げっ・・・・そんなに強く引っ張ったつもりないのに。
慌てて手を貸そうと伸ばしたが、ユウはそれを無視してまたまたじとっと見てくる。
「言いたいことがあるんだったらはっきり言ってよ」
「――――もうええわ。俺が悪かった」
さらに腹が立つことを言われ、久しぶりの会話は強制的に終了した。
◇
「〜〜〜なんなのアイツ!超ムカツクんですけど・・・」
「私は超ハッピーだよ。昨日もりしーとラブラブデートしてきたもん。亜美ちゃんは?」
「わっ私も。菅原君と遊びに行ったよ」
ハルカと衣里と亜美の会話はバラバラに見えるが、正確にはハルカの意見だけ無視されているだけだ。
それが面白くない。
目の前の2人はクリスマスイブに彼氏とラブラブに過ごせたということが。
「ハルカも立花君に告っちゃえばいいのに」
「なんで告んの。好きでもなんでもないのに」
そう言ったとき、教室に男子の集団が入ってくるのが見えた。その中心となっているユウの姿を見て、ますます朝のことが気に入らなくなってきた。

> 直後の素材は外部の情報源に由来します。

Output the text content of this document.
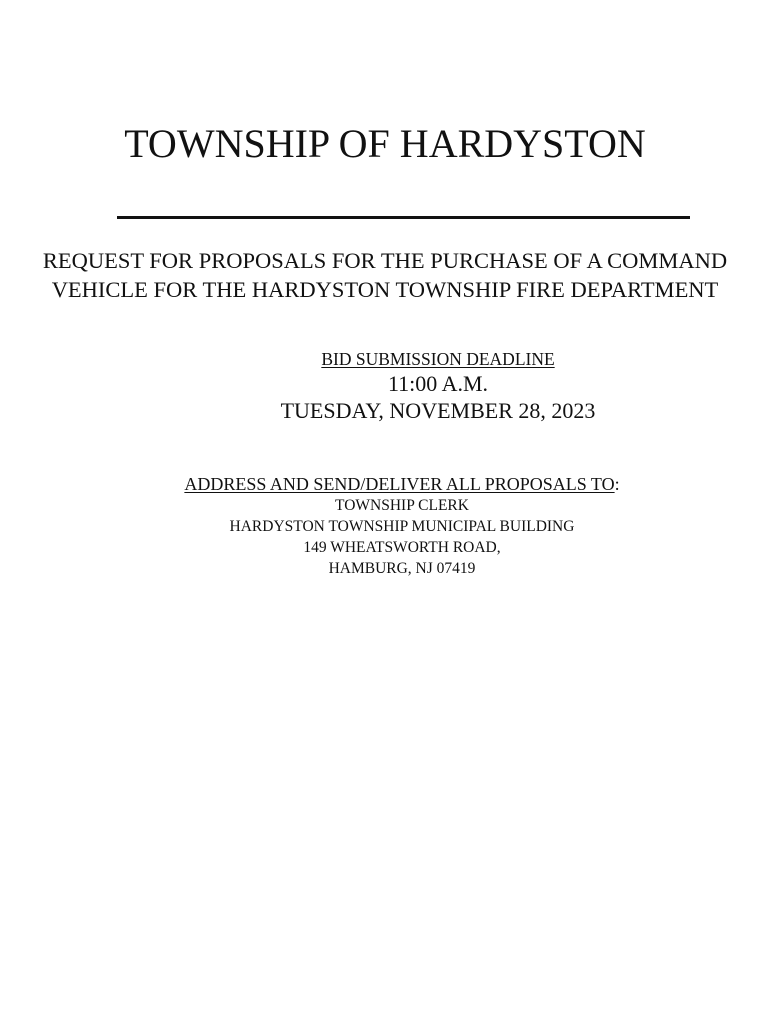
TOWNSHIP OF HARDYSTON
REQUEST FOR PROPOSALS FOR THE PURCHASE OF A COMMAND
VEHICLE FOR THE HARDYSTON TOWNSHIP FIRE DEPARTMENT
BID SUBMISSION DEADLINE
11:00 A.M.
TUESDAY, NOVEMBER 28, 2023
ADDRESS AND SEND/DELIVER ALL PROPOSALS TO:
TOWNSHIP CLERK
HARDYSTON TOWNSHIP MUNICIPAL BUILDING
149 WHEATSWORTH ROAD,
HAMBURG, NJ 07419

と、そのとき男子の1人が教室中に響く声で話し始めた。
「なーみんな!もしこの後暇だったら、みんなでカラオケ行かねー?」
それはどうやらクリスマス会のようだった。2年5組だけで集まるらしい。
「ハルカ、どうする?」
衣里に尋ねられ、ハルカはうーんと悩んだ。行ったら絶対ユウに会うような気がする。どうせまた腹が立つに決まっている。
しかし、それでも予定がないことだけは否定できなかった。
いつのまにか目がユウを追っていた。
あいかわらず楽しそうに笑っている。やっぱりムカツク。
・・・・・・だけど、だけど、クリスマスだし・・・会いたい。
「行こうかな」
その言葉は自然とハルカの口から漏れた。